42607 September 09, 1935

PEOPLE
v.
JUAN QUIANZON

FACTS:

On February 1, 1934, in a novena event in Municipality of Paoay, Ilocos Norte, Andres


Aribuabo went to ask food for Juan Quianzon. It was the second or third time that Aribuabo
approached Quianzon with the same purpose whereupon the latter, greatly peeved, took hold of
a firebrand and applied it to the neck of the man who pestered him. Aribuabo ran to the place
where the people were gathered exclaiming that he was wounded and was dying. Raising his
shirt, he showed to those present a wound in his abdomen below the navel. Aribuabo died as
result of this wound on the tenth day after the incident.
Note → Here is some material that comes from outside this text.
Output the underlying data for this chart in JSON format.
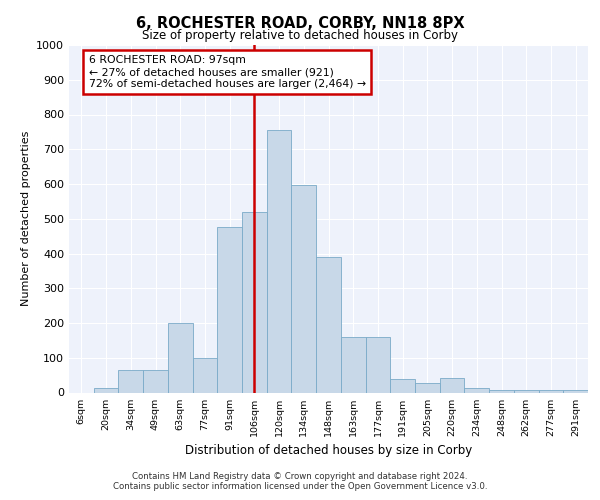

In is contended by the defense that even granting that it was the accused who inflicted the
wound which resulted in Aribuabo’s death, he should not be convicted of homicide but only of
serious physical injuries because said wound was not necessarily fatal and the deceased would
have survived it had he not twice removed the drainage which the doctor had place to control or
isolate the infection.

ISSUE:

Whether or not the accused incurred criminal liability to Aribuabo’s death.

RULING:

It does not appear that the patient, in removing the drainage, had acted voluntarily and
with the knowledge that he was performing an act prejudicial to his health, inasmuch as self-
preservation is the strongest instinct in living beings. It must be assumed, therefore, that he
unconsciously did so due to his pathological condition and to his state of nervousness and
restlessness on account of the horrible physical pain caused by the wound, aggravated by the
contact of drainage tube with the inflamed peritoneum. While the courts may have vacillated from
time to time it may be taken to be the settled rule of the common law that one who inflicts an injury
on another will be held responsible for his death, although it may appear that the deceased might
have recovered if he had taken proper care of himself, or submitted to a surgical operation, or
that unskilled or improper treatment aggravated the wound and contributed to the death, or the
death was immediately caused by a surgical operation rendered necessary by the condition of
the wound. The principle on which this rule is founded is one of universal application, and lies at
the foundation of all criminal jurisprudence.

Inasmuch as the mitigating circumstances of lack of instruction and intention to commit so


grave a wrong as that committed should be taken into consideration in favor of the appellant,
without any aggravating circumstance adverse to him.

Quianzon is held criminally liable for the death of Aribuabo.